Appellants' second point contends that claimant did not sufficiently comply with § 287.420, RSMo 1969. Admittedly there was no written notice. Claimant testified that on the date of his injury he told his foreman "my back was hurting me real bad and I didn't know what was the matter with it, but if it kept up, I was going to have to find out what was the matter with it." He testified that his foreman relied "to the effect that you are using muscles you didn't know you had". The Commission found that this testimony was true and that it was sufficient notice. Appellants contend that even if true this testimony "falls far short of stating as the Commission found that he reported an injury at work." We do not agree. The foreman knew claimant was working as a catcher at the double-end cut-off that day. It is a fair inference from the foreman's response that he thought working as a catcher caused claimant's back pain because it caused him to use different muscles than he had been using.

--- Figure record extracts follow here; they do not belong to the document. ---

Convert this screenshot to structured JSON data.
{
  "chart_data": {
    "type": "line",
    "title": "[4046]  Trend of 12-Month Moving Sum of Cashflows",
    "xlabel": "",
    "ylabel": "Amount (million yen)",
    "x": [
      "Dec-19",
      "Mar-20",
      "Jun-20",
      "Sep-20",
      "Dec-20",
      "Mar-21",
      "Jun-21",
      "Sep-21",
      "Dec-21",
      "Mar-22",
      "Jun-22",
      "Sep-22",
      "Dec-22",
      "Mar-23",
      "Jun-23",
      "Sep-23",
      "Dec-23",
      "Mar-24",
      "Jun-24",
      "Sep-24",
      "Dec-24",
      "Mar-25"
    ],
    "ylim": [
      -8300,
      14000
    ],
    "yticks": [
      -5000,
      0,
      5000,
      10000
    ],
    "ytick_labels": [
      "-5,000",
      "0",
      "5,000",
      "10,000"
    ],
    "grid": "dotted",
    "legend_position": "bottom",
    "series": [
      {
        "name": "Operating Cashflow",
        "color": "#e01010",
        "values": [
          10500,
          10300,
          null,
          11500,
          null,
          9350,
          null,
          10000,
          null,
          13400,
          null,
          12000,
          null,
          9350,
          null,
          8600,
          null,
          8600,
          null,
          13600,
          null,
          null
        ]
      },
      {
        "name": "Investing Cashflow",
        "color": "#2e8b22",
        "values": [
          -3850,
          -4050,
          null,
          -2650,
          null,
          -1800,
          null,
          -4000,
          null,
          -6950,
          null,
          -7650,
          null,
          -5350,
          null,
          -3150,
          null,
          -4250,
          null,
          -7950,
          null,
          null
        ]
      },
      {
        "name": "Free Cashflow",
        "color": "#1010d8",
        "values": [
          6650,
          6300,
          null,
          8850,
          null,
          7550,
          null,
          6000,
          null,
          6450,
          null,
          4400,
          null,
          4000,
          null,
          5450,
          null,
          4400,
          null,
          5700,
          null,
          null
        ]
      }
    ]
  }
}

Notice of a potentially compensable injury acquired by a supervisory employee is imputed to the employer. Skinner v. Dawson Metal Products, 575 S.W.2d 935, 940 (Mo.App.1978). Knowledge of a potentially compensable injury makes a prima facie showing that the employer was not prejudiced by failure to receive timely written notice and shifts to the employer the *728 burden of proving the contrary. Smith v. Plaster, supra, 518 S.W.2d at 699. A general finding in favor of a claimant necessarily implies that there was no prejudice to the employer due to lack of proper notice. Id. The finding of the Commission here that claimant "notified all the proper parties and that the accident was sufficiently investigated by the employer" indicates that no prejudice was found due to failure to give written notice. Point two is denied.

Point three contends that the determination of 50% permanent partial disability to the body as a whole was not supported by substantial evidence. Claimant's physician, who performed a lumbar laminectomy on him, set claimant's disability at 25% of the body as a whole. There was no other medical rating. Appellants contend there was nothing in the record to indicate claimant's condition worsened after his physician last saw him and claim that the disability determination was "speculation and guesswork".

Percentage of disability is a finding of fact for the Commission and it can consider all the evidence in arriving at the percentage. Fogelsong v. Banquet Foods Corp., 526 S.W.2d 886, 892 (Mo.App. 1975). The Commission is not bound by the percentage estimates of medical experts. Blair v. Associated Wholesale Grocers, Inc., 593 S.W.2d 650, 655 (Mo.App.1980). Claimant has been unemployed since shortly after he hurt his back. He regularly takes Demerol and Anacin for back pain. He testified that walking creates a "cutting, tearing sensation" in his back, which comes quicker when walking on a concrete floor. He also has difficulty in negotiating stairs. It is a fair inference from the testimony that claimant cannot engage in any extensive physical activity because of his back injury. We believe that the evidence was sufficient to support the Commission's finding as to permanent disability. Point three is denied.

The judgment is affirmed.

All concur, except MAUS, J., disqualified.